The differences between AirTV and Aereo are subtle. Both companies avoided paying retransmission fees for the local networks. Both companies used antennas to receive off-air channels like ABC, CBS, FOX, NBC and PBS. AirTV places the antenna in the home while Aereo had an individual antenna for each customer at the central office and then beamed the shows to an Aereo box in the home. A non-technical customer would probably be hard pressed to describe the difference between the services, because from the end-user perspective the products offer the same end result.

The Supreme Court’s ruling again Aereo was also subtle. They ruled that Aereo had infringed on network copyrighted material by beaming the signal from an Aereo customer antenna located at a hub and the customer site. Now only four years later these same content owners seem to have no issues with AirTV beaming local content over the Internet to reach a customer who is traveling.

The big obvious difference between 2014 and now is the proliferation of numerous other OTT offerings that are using subsets of the traditional cable offerings to compete with cable companies. Some of the biggest ISPs like Comcast and Verizon even have their own OTT offering to compete against their own cable products.

It seems like the genie is out of the bag now and anything goes in the programming world. We recently saw Charter introduce a package that feels like a la carte programming where customers only get the channels they want. We see millions of customers opting for smaller packages by cutting the cord or migrating to smaller packages.

If you go back and read the big cable company complaints against Aereo you could make many of the same arguments against AirTV – and yet they are not being pushed out of business, as happened to Aereo. The cable companies can’t stop anybody from selling rabbit ears, but one would think they would have a valid complaint against a company that bundles the rabbit ears with other programming without paying retransmission fees.

One reason that AirTV might not be getting push-back is because they are owned by Dish Networks. A lot of the alternative programming today is being offered by the biggest players in the industry, and perhaps Aereo was singled out because they were a brash outsider. Clients ask me all of the time about creating their own small packages and I regret having to tell them that the programmers won’t even talk to small companies about the possibility.

Smaller cable operators don’t have the same options as Comcast, Charter, Dish Networks or AT&T. Small cable providers must still follow FCC rules that require traditional cable TV packages and lineups. Any small cable provider that wants to buck these rules probably ends up on the wrong side of a lawsuit or else is threated by the programmers with losing their programming contracts. Small cable operators, who are already losing money on cable TV are not willing to risk a legal battle with one of the big programmers.

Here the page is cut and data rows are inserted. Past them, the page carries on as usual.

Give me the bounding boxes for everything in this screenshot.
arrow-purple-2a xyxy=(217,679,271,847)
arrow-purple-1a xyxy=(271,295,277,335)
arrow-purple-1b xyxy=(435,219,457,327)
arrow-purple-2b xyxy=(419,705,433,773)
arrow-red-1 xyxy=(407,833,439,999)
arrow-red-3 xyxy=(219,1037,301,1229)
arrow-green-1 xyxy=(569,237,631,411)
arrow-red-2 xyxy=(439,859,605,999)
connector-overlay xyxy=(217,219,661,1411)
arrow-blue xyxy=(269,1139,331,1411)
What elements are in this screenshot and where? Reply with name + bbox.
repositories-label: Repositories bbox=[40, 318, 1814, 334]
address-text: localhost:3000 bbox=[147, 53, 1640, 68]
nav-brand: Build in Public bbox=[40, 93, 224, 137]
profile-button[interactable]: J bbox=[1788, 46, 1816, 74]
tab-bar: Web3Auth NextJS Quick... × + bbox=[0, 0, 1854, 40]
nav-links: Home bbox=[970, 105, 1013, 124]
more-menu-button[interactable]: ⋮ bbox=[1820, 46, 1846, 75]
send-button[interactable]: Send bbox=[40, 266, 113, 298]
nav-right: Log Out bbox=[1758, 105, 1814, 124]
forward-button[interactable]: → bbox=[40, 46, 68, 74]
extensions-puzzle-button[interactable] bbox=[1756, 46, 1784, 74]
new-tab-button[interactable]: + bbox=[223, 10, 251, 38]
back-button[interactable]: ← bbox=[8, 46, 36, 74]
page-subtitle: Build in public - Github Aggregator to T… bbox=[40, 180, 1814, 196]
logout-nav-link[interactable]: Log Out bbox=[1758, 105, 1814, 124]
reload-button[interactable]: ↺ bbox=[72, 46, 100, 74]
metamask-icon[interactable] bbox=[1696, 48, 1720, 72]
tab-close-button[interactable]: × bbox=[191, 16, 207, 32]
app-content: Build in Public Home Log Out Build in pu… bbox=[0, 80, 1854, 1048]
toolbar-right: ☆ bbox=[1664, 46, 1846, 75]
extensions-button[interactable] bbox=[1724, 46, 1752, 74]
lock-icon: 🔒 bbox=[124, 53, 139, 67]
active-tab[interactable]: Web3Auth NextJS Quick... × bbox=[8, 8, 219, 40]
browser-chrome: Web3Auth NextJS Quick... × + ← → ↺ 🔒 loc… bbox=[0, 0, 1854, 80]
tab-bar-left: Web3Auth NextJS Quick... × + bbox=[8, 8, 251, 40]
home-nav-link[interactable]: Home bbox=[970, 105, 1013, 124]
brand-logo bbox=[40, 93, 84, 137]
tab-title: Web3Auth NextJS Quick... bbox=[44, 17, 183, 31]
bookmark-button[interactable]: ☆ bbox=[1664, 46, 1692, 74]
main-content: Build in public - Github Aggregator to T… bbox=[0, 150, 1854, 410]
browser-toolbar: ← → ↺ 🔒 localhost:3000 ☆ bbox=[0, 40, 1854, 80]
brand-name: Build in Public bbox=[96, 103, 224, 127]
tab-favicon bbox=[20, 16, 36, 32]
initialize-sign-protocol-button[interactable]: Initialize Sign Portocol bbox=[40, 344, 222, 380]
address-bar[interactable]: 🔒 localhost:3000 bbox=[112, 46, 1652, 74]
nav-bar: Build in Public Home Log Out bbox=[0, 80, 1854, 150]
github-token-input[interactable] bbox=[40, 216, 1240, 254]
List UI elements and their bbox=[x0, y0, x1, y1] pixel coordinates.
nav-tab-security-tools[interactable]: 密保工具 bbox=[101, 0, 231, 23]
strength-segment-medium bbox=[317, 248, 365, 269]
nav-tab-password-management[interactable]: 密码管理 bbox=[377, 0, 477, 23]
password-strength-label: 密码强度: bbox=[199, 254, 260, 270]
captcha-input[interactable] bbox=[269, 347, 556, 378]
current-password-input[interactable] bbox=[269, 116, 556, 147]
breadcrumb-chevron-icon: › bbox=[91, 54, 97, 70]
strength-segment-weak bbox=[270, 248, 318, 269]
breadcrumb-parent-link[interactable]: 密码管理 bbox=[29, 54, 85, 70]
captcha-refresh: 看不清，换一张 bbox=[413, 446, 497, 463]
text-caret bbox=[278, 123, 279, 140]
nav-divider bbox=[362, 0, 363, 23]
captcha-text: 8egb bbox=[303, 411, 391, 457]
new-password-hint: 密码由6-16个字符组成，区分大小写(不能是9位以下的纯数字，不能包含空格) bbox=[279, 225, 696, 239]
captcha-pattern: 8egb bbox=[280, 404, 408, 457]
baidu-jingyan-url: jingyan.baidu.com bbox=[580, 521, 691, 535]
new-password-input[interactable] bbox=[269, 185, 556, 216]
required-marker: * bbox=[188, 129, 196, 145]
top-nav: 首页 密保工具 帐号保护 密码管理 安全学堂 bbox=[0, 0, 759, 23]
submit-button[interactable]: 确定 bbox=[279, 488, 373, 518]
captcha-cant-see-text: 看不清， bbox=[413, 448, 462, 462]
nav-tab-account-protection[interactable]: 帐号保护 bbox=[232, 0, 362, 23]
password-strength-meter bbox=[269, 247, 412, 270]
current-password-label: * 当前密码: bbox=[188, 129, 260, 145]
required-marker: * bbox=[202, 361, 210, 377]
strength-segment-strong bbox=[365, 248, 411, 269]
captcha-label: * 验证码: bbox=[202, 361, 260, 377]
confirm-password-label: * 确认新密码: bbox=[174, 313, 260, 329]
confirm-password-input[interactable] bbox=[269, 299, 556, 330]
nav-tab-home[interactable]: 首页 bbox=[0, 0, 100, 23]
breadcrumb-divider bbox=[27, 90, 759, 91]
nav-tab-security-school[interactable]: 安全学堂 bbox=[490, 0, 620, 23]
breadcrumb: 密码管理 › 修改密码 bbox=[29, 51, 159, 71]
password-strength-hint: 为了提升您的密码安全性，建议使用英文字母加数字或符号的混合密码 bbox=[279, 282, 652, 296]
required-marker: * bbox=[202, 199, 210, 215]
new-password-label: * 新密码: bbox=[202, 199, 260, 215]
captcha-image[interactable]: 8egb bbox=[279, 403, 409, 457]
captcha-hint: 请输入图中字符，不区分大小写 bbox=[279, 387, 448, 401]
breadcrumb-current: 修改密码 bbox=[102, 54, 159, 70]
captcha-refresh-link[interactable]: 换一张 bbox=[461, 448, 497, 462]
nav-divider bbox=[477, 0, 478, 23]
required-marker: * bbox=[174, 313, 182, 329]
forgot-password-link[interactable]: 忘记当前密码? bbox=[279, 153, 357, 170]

I love seeing companies like AirTV blazing new ground because I hope that what they are doing will eventually filter down to the rest of the market. Sling TV has made it clear that they don’t expect to make money on AirTV and their real goal is to create stickiness for the Sling TV product. I know a lot of small cable operators who would be thrilled to reach breakeven with a cable product, and I’m hopeful that in the next few years they might have the option to resale a bundle like Sling TV and AirTV rather than continuing to lose money with traditional cable.